Misturar terror com crítica social se tornou a receita do sucesso de Hollywood!
by Renato MarafonEm determinadas cenas de ‘O Homem Invisível’, Cecilia Kass (Elisabeth Moss) simplesmente sabe que há mais alguém com ela dentro de casa. Ela não consegue ver outra pessoa, mas sente a presença incômoda. Aterrorizada, procura na sala, na cozinha e no banheiro, com medo de virar a esquina e dar de cara com o seu perseguidor, mas sem outra opção senão tentar encontrá-lo. Apesar de sentir ali outro coração pulsante, nada. Ela não vê ninguém, e eventualmente passa a ter a sanidade questionada. Enquanto a ameaça segue solta e à espreita, seu perseguidor vai ganhando mais coragem à medida que se salva mais e mais de ser descoberto.
Agora, pare e pense em termos práticos: Cecilia tem certeza que está sendo perseguida, mas é constantemente desacreditada. Ela anda no escuro procurando seu stalker e fugindo dele ao mesmo tempo. Eventualmente, passa a sofrer as consequências por tanto querer incriminar o vilão. Se essas situações fazem lembrar uma mulher que denuncia assédio e não é levada a sério, ou alguém voltando para casa tarde da noite com medo em uma rua deserta, talvez essas comparações não sejam mera coincidência.
Mais do que sabiamente beber da fonte do movimento #MeToo e fazer de si uma história com temas atualizados sobre gaslighting, ‘O Homem Invisível’ se põe no centro de um tipo de terror social ao conectar a história com a vigilância constante dos tempos modernos. Câmeras por todos os lugares acabam se transformando em artifício de chantagem nas mãos do vilão, e isso também não é muito distante daquilo a que todos estamos sujeitos. Enquanto supostamente por proteção, estes são artifícios que na prática muito servem também para coleta de dados e inteligência que podem ser usados para qualquer propósito, contra ou a favor do interesse público. Se você pensou no tanto de informação que seu smartphone e as redes sociais também reúnem sobre você, o caminho é exatamente este.
O êxito de ‘O Homem Invisível’ ao tratar temas tão universais no meio de uma história igualmente universal (H.G. Wells escreveu a obra há mais de 120 anos, afinal) se dá principalmente pela inventividade em termos cinematográficos.
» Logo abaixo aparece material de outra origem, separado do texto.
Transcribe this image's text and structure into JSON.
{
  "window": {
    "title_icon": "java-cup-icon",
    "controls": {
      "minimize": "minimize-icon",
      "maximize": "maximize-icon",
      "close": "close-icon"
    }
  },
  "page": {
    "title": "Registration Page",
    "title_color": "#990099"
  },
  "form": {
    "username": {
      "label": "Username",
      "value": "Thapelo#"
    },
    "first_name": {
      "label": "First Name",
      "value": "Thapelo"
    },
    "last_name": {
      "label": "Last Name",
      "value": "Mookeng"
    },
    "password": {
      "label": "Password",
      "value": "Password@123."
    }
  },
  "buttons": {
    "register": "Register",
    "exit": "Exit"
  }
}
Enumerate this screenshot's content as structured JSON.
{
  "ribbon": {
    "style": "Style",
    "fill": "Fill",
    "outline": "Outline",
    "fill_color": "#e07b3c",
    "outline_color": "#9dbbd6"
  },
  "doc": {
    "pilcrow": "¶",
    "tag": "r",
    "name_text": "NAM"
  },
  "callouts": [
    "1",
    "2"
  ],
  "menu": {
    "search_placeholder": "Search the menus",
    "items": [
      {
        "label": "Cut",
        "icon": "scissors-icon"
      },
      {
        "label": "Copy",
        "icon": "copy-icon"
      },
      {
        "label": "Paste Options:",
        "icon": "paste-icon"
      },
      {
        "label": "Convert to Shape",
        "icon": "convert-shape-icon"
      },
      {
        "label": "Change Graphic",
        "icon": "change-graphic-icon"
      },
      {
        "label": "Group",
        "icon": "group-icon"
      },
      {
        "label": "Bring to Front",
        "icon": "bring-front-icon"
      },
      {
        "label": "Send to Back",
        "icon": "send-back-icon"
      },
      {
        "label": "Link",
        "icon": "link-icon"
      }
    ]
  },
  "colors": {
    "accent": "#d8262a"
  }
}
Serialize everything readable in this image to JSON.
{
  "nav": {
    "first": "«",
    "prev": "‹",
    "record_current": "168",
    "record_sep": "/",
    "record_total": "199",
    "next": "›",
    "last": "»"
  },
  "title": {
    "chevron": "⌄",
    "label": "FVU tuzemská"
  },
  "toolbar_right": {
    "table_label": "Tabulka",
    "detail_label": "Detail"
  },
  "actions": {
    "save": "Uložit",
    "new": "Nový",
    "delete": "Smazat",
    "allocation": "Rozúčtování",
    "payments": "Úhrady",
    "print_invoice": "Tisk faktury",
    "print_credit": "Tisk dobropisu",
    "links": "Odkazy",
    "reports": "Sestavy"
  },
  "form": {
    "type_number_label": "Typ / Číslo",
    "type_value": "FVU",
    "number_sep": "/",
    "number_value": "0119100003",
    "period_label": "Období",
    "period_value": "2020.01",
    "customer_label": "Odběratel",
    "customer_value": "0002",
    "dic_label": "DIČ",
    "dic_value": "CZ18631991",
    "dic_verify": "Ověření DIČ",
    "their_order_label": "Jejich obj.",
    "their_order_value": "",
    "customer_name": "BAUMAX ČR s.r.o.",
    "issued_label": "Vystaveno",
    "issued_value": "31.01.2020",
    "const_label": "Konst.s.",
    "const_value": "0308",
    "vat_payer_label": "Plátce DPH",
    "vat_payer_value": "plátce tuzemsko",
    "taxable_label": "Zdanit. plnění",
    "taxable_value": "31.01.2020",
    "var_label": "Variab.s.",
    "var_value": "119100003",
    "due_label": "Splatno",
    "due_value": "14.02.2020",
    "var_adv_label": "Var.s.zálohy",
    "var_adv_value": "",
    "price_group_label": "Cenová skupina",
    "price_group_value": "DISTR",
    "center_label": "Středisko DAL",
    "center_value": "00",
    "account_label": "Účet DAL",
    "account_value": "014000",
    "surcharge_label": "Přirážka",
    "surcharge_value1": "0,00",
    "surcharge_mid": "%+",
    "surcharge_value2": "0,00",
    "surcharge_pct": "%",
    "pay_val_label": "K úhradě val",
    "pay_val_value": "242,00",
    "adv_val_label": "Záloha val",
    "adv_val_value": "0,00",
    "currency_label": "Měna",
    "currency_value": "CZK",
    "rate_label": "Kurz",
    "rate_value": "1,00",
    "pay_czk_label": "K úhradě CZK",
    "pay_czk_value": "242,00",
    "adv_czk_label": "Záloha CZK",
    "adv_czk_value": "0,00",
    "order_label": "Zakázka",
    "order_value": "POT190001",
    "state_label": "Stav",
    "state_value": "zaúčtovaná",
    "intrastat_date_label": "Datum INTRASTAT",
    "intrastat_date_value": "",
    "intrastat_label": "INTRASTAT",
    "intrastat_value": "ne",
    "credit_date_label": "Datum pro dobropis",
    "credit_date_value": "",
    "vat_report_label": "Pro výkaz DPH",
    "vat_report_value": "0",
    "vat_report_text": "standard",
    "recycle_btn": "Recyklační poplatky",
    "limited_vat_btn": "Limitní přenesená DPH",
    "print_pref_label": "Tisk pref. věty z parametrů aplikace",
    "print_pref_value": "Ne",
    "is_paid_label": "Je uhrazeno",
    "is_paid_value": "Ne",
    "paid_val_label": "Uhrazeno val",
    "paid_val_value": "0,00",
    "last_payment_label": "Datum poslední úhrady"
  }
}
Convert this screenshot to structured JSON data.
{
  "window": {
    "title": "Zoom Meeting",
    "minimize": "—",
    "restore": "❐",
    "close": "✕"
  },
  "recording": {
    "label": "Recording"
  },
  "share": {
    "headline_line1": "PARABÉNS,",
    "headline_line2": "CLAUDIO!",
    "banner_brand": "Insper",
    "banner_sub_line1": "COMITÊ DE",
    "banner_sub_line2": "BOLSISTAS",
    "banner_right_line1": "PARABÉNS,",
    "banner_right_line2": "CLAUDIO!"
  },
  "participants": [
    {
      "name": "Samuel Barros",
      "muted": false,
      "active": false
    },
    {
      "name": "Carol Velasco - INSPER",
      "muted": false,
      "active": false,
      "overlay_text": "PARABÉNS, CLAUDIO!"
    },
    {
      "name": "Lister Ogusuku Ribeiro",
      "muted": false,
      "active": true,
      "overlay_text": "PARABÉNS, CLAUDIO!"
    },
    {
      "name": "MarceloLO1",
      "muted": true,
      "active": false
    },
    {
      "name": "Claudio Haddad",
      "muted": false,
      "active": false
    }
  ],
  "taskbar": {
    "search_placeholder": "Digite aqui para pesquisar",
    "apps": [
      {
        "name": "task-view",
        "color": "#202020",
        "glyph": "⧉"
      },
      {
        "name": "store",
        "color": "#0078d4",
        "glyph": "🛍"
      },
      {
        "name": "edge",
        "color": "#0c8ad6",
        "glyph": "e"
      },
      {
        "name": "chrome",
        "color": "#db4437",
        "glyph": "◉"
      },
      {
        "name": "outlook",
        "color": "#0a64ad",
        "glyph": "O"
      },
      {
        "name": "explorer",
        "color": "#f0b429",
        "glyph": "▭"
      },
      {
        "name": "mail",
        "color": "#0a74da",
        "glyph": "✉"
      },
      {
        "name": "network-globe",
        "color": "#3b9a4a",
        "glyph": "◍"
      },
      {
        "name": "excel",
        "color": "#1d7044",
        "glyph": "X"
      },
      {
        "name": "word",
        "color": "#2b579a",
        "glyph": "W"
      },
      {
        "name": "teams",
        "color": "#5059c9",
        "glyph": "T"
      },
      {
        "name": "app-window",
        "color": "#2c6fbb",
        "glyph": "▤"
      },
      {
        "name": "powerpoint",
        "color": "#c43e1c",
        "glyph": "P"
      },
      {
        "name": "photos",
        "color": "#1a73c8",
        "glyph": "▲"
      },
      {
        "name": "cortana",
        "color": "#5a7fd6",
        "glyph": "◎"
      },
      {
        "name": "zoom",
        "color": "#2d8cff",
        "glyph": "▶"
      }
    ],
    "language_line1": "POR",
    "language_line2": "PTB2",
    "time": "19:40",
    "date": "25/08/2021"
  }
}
Seja na câmera subjetiva que deixa clara a presença física do vilão sem precisar se ater a artifícios simplistas de movimento, na decisão de mostrar o mínimo possível a face de Adrian Griffin (Oliver Jackson-Cohen) ou na escolha de se ater à palavra de Cecilia sobre o relacionamento abusivo sem jamais precisar mostrar o que de fato ocorreu entre o ex-casal, o filme do australiano Leigh Whallenn busca o tempo todo fazer a presença física de todos esses elementos ser sentida para que ele não precise dizê-la.
Aproveite para assistir:
Na prática, isso funciona da seguinte forma: o histórico de abuso sofrido pela protagonista não precisa ser esfregado na cara do espectador. Basta que Cecilia conte que passou por este trauma, e sua palavra e suas ações devem ser suficientes para que acreditemos nela. Desta forma, o contraponto é justamente o fato de, na história, seu principal objetivo ser o de provar que está dizendo a verdade sobre ser perseguida pelo mesmo abusador.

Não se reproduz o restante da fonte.